A exceção fica para os devedores do Detran inscritos em dívida ativa. A PGE montou três guichês exclusivos para eles – um apenas para emissão de guia e documento do veículo e dois para parcelamento por meio do cartão de crédito, cujo parcelamento pode ser feito em até 12 vezes.

Nestes guichês, poderão ser negociados IPVA, multas, DPVAT e licenciamento do veículo. Segundo a empresa credenciada pelo Detran/MT para esta tarefa, o interessado pode até usar mais de um cartão de crédito. Dúvidas podem ser tiradas pelo telefone 0800-941-4462.

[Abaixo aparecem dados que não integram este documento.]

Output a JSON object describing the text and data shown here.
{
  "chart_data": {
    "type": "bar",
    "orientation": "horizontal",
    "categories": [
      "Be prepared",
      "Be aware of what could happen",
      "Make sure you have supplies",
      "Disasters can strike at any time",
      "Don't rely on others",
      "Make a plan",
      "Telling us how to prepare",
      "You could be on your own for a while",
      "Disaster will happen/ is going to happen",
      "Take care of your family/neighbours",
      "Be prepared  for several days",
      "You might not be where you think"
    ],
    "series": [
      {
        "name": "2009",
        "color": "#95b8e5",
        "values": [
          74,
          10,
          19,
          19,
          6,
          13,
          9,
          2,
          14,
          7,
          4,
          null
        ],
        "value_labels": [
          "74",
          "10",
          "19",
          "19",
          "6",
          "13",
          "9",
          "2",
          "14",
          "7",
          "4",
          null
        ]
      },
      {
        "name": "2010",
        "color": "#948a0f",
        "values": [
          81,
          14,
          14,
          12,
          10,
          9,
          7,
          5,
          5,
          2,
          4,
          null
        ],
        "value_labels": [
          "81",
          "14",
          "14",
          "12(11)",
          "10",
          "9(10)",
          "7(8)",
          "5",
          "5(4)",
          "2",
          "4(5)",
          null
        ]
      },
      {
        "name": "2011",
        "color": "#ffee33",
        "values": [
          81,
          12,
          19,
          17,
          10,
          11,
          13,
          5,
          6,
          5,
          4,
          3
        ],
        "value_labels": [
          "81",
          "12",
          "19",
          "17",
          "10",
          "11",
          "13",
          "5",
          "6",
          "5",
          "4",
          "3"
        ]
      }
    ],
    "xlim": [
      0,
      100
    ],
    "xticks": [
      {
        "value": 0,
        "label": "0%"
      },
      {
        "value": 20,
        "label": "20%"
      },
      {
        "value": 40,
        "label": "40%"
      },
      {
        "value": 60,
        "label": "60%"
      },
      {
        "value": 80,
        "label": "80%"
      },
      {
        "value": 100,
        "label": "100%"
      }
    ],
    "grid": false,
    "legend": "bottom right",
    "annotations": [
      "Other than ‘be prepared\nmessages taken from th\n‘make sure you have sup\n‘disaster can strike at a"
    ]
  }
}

Durante a negociação, o contribuinte deve estar de posse de seus documentos de identificação. Se pessoa física: RG ou CPF ou CNH (Carteira Nacional de Habilitação). Se pessoa jurídica: contrato social ou última alteração contratual. Caso não seja o responsável legal, é preciso procuração.

 

Balanço do MutirãoDurante o Mutirão Fiscal Fecha Acordo do Governo de Mato Grosso, em parceria com o Poder Judiciário Estadual, foram negociados mais de 90 mil acordos, cujo valor bruto, ainda incluídos juros e multas, foi R$ 190,2 milhões.

Com os descontos concedidos, que podem chegar até 75% do valor da multa e juros, os valores ficaram em R$ 104,7 milhões.

Deste total, R$ 59,82 milhões foram quitados à vista ou são referentes à primeira parcela. O restante (R$ 44,88 milhões) entrará nos cofres estaduais parceladamente.